There’s a lot of power in the humble triangle. Just as it brings strength to all kinds of mechanical structures, the triangle makes your photographs stronger, too.
One way to use a triangle is to place one side at the bottom of your frame. That will anchor your subject, placing it on a firm foundation. This works whether it’s a portrait or a landscape. Orienting the triangle this way makes your composition feel very stable and solid. Whatever is at the top of the triangle will be perceived as superior, which can be very important when you’re posing a group of people.
If you turn the triangle upside down, with a point at the bottom of the frame, whatever is at that point will come across as less important. This feeling of height equating to strength is deeply engrained in our psyche.
Sometimes you’ll have very clear lines forming the triangle, but more often one or more legs will be vague, forming an implied shape.
Converging lines are another form of triangle, conveying the sense of distance in a two-dimensional photograph. The lines don’t have to be entirely within the frame, as they are in this garden image. Our brains are very good at completing familiar figures.

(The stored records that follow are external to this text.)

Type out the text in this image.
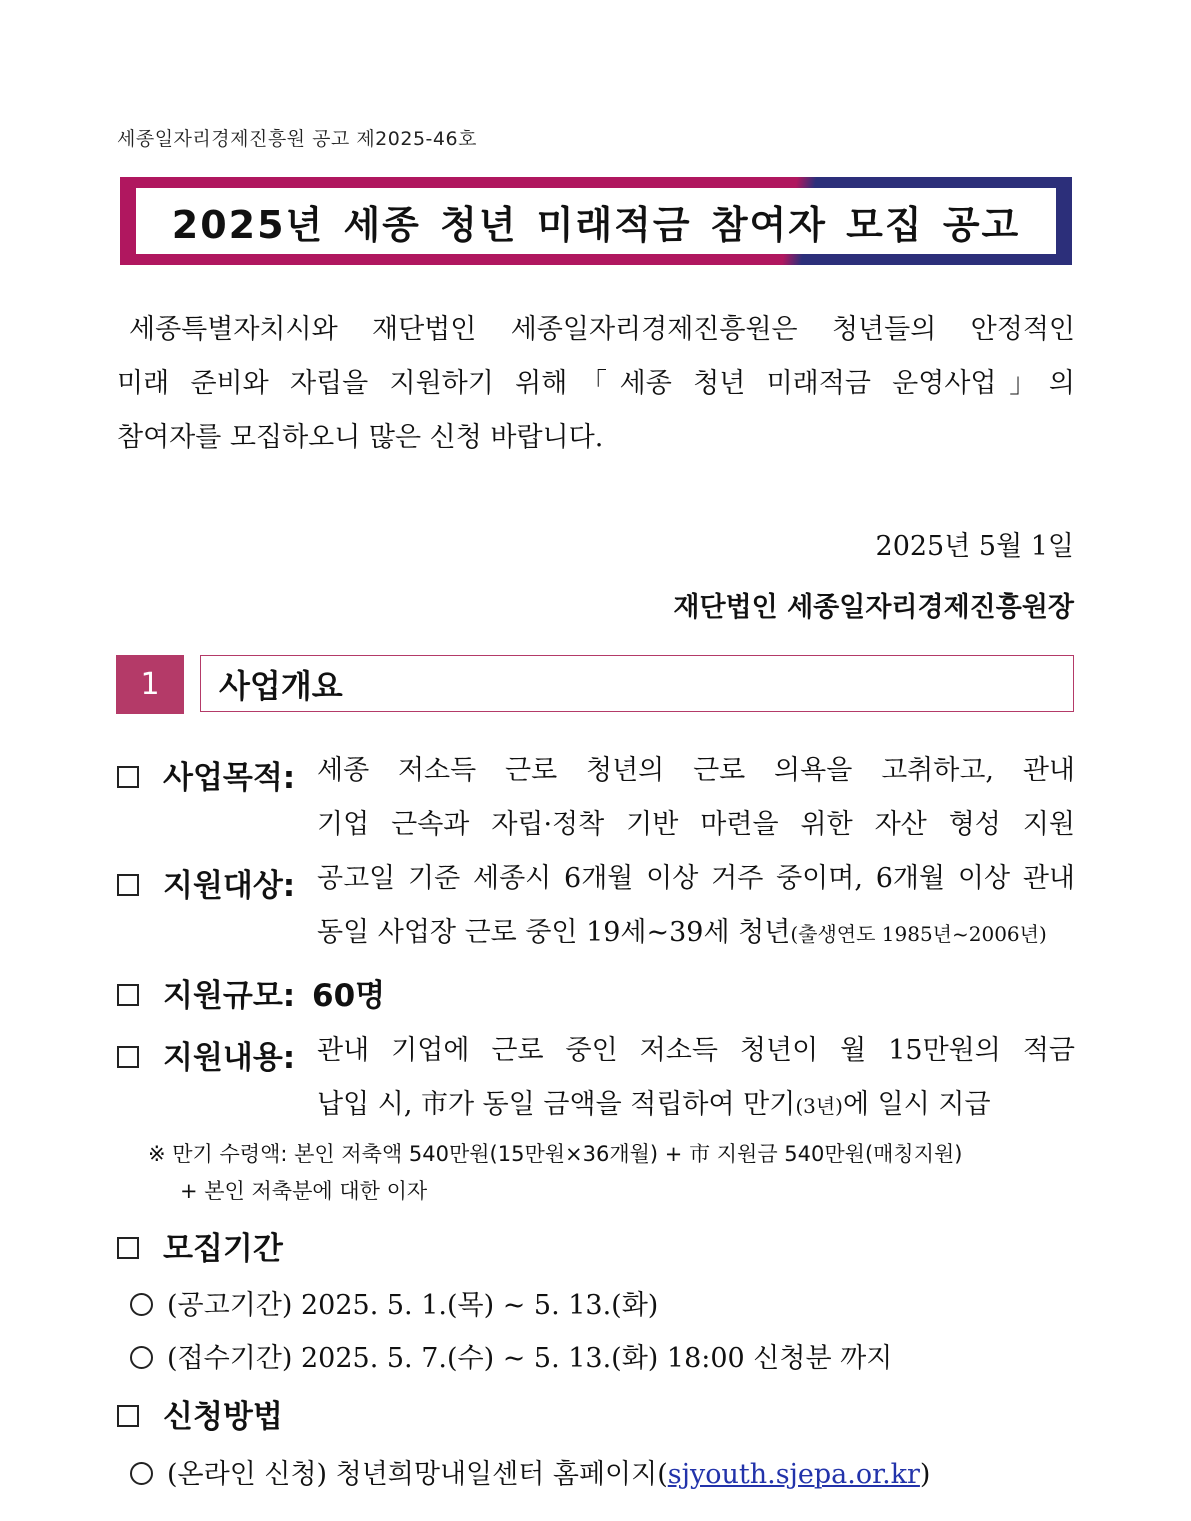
세종일자리경제진흥원 공고 제2025-46호
2025년 세종 청년 미래적금 참여자 모집 공고
세종특별자치시와 재단법인 세종일자리경제진흥원은 청년들의 안정적인
미래 준비와 자립을 지원하기 위해「세종 청년 미래적금 운영사업」의
참여자를 모집하오니 많은 신청 바랍니다.
2025년 5월 1일
재단법인 세종일자리경제진흥원장
1	사업개요
사업목적: 세종 저소득 근로 청년의 근로 의욕을 고취하고, 관내
기업 근속과 자립·정착 기반 마련을 위한 자산 형성 지원
지원대상: 공고일 기준 세종시 6개월 이상 거주 중이며, 6개월 이상 관내
동일 사업장 근로 중인 19세~39세 청년(출생연도 1985년~2006년)
지원규모: 60명
지원내용: 관내 기업에 근로 중인 저소득 청년이 월 15만원의 적금
납입 시, 市가 동일 금액을 적립하여 만기(3년)에 일시 지급
※ 만기 수령액: 본인 저축액 540만원(15만원×36개월) + 市 지원금 540만원(매칭지원)
+ 본인 저축분에 대한 이자
모집기간
(공고기간) 2025. 5. 1.(목) ~ 5. 13.(화)
(접수기간) 2025. 5. 7.(수) ~ 5. 13.(화) 18:00 신청분 까지
신청방법
(온라인 신청) 청년희망내일센터 홈페이지(sjyouth.sjepa.or.kr)
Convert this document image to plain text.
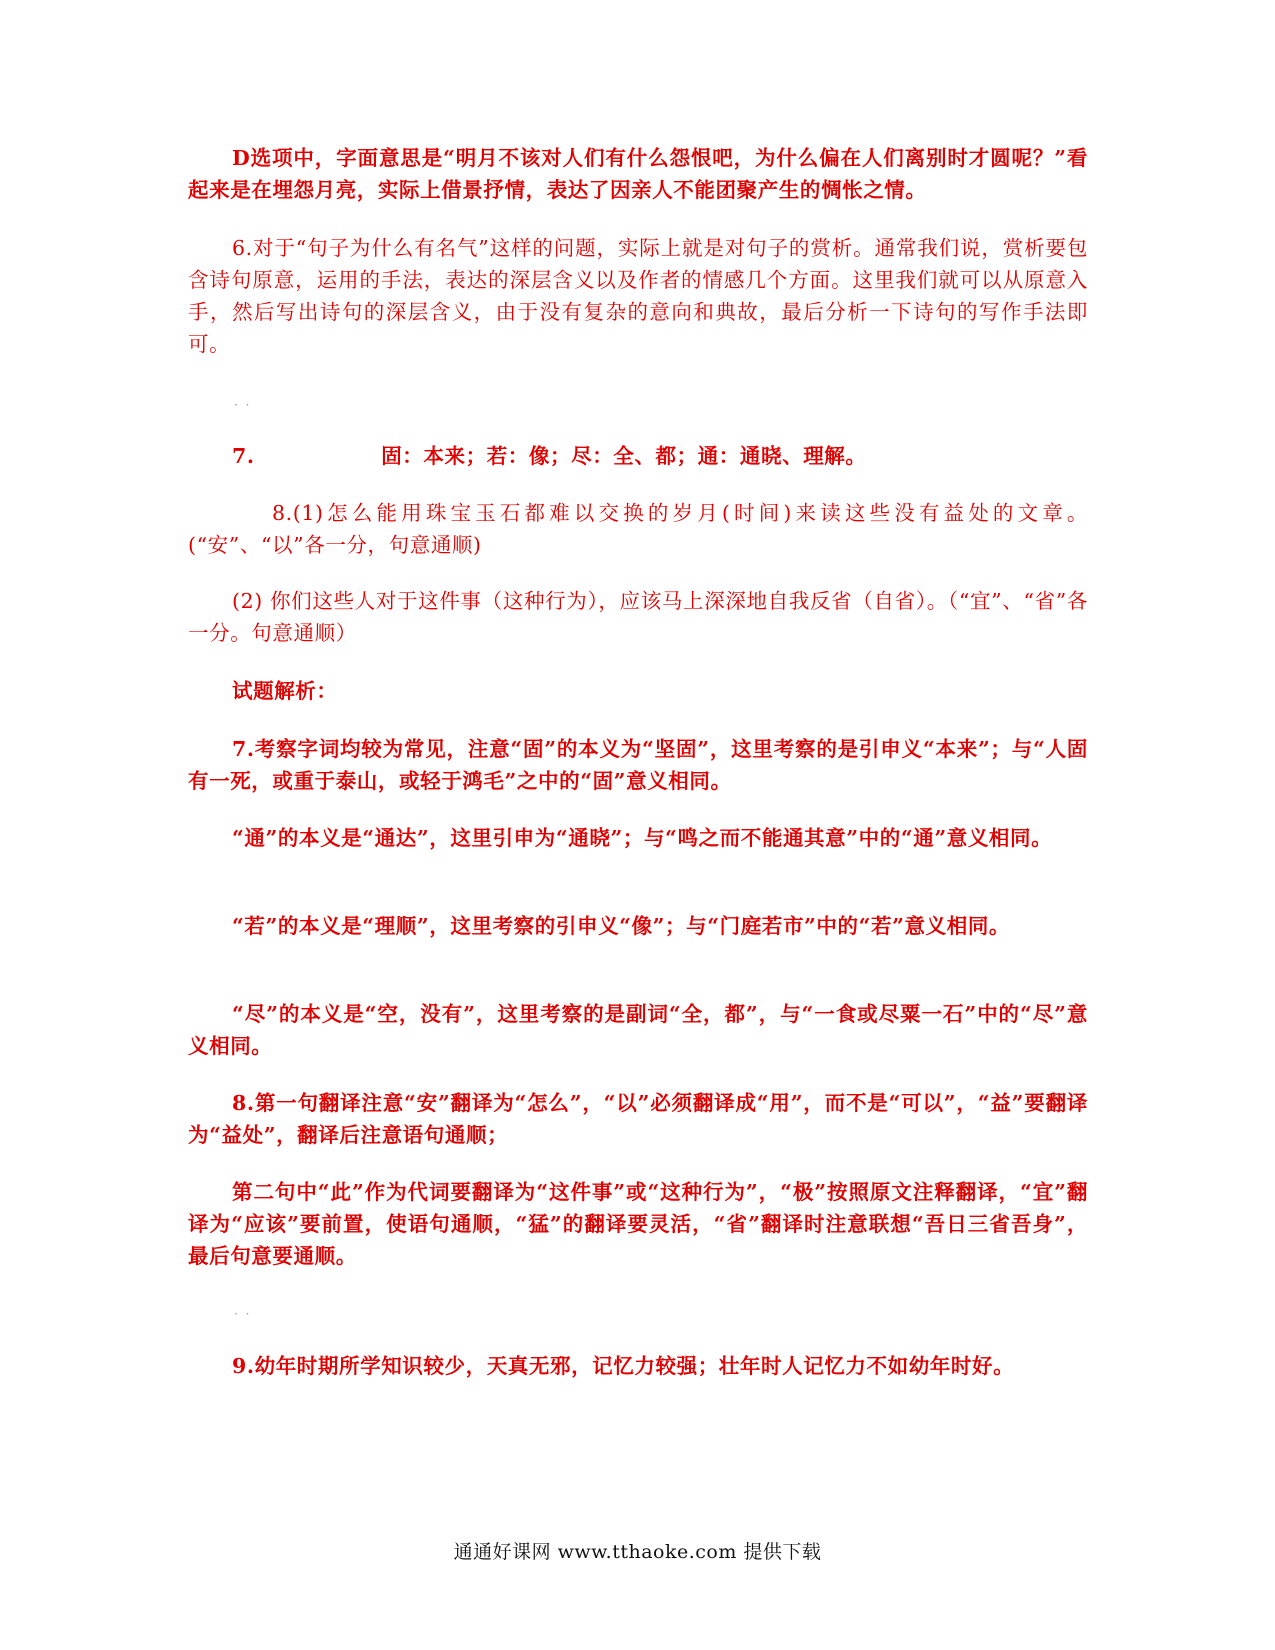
D选项中，字面意思是“明月不该对人们有什么怨恨吧，为什么偏在人们离别时才圆呢？”看起来是在埋怨月亮，实际上借景抒情，表达了因亲人不能团聚产生的惆怅之情。

6.对于“句子为什么有名气”这样的问题，实际上就是对句子的赏析。通常我们说，赏析要包含诗句原意，运用的手法，表达的深层含义以及作者的情感几个方面。这里我们就可以从原意入手，然后写出诗句的深层含义，由于没有复杂的意向和典故，最后分析一下诗句的写作手法即可。

· ·

7.　　　　　　固：本来；若：像；尽：全、都；通：通晓、理解。

8.(1)怎么能用珠宝玉石都难以交换的岁月(时间)来读这些没有益处的文章。(“安”、“以”各一分，句意通顺)

(2) 你们这些人对于这件事（这种行为），应该马上深深地自我反省（自省）。（“宜”、“省”各一分。句意通顺）

试题解析：

7.考察字词均较为常见，注意“固”的本义为“坚固”，这里考察的是引申义“本来”；与“人固有一死，或重于泰山，或轻于鸿毛”之中的“固”意义相同。

“通”的本义是“通达”，这里引申为“通晓”；与“鸣之而不能通其意”中的“通”意义相同。

“若”的本义是“理顺”，这里考察的引申义“像”；与“门庭若市”中的“若”意义相同。

“尽”的本义是“空，没有”，这里考察的是副词“全，都”，与“一食或尽粟一石”中的“尽”意义相同。

8.第一句翻译注意“安”翻译为“怎么”，“以”必须翻译成“用”，而不是“可以”，“益”要翻译为“益处”，翻译后注意语句通顺；

第二句中“此”作为代词要翻译为“这件事”或“这种行为”，“极”按照原文注释翻译，“宜”翻译为“应该”要前置，使语句通顺，“猛”的翻译要灵活，“省”翻译时注意联想“吾日三省吾身”，最后句意要通顺。

· ·

9.幼年时期所学知识较少，天真无邪，记忆力较强；壮年时人记忆力不如幼年时好。

通通好课网 www.tthaoke.com 提供下载
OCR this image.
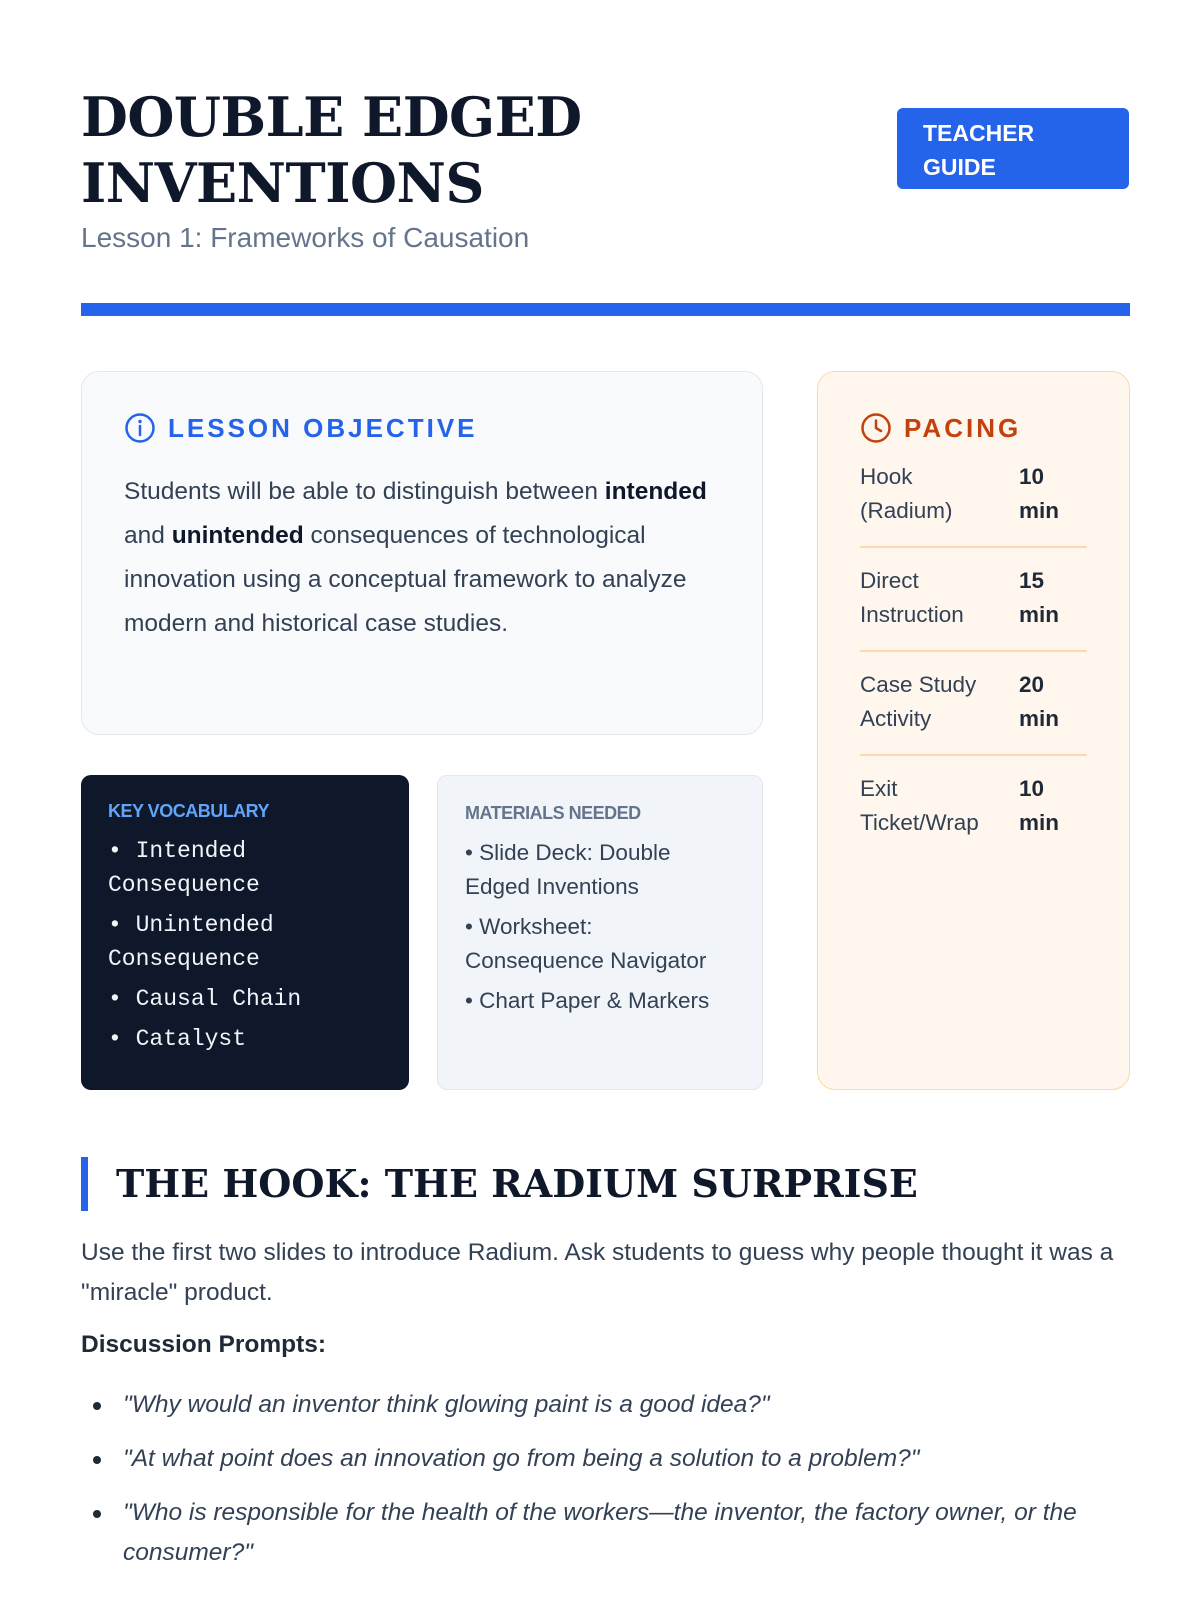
DOUBLE EDGED
INVENTIONS
Lesson 1: Frameworks of Causation
TEACHER
GUIDE
LESSON OBJECTIVE

Students will be able to distinguish between intended and unintended consequences of technological innovation using a conceptual framework to analyze modern and historical case studies.

KEY VOCABULARY
• Intended Consequence
• Unintended Consequence
• Causal Chain
• Catalyst
MATERIALS NEEDED
• Slide Deck: Double Edged Inventions
• Worksheet: Consequence Navigator
• Chart Paper & Markers
PACING
Hook (Radium)
10 min
Direct Instruction
15 min
Case Study Activity
20 min
Exit Ticket/Wrap
10 min
THE HOOK: THE RADIUM SURPRISE

Use the first two slides to introduce Radium. Ask students to guess why people thought it was a "miracle" product.

Discussion Prompts:
"Why would an inventor think glowing paint is a good idea?"
"At what point does an innovation go from being a solution to a problem?"
"Who is responsible for the health of the workers—the inventor, the factory owner, or the consumer?"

When the triangle is tipped on its side, forming an unstable figure, it brings a strong dynamic to your composition. Try a composition with a right triangle turned so it is off balance and would tumble if it were a three-dimensional object.
Your photograph does not need to be limited to a single triangle. In this photograph of iris blossoms there are two prominent triangles, but you can have many more. This is a good way to find patterns and reduce complexity in busy subjects.
Whether you’re photographing one person or a group, an intimate detail, or the sweep of the landscape on your vacation, seek out triangles in your composition as you frame your shot. They’re not the only composition tool in your arsenal, but they’re one of the most powerful.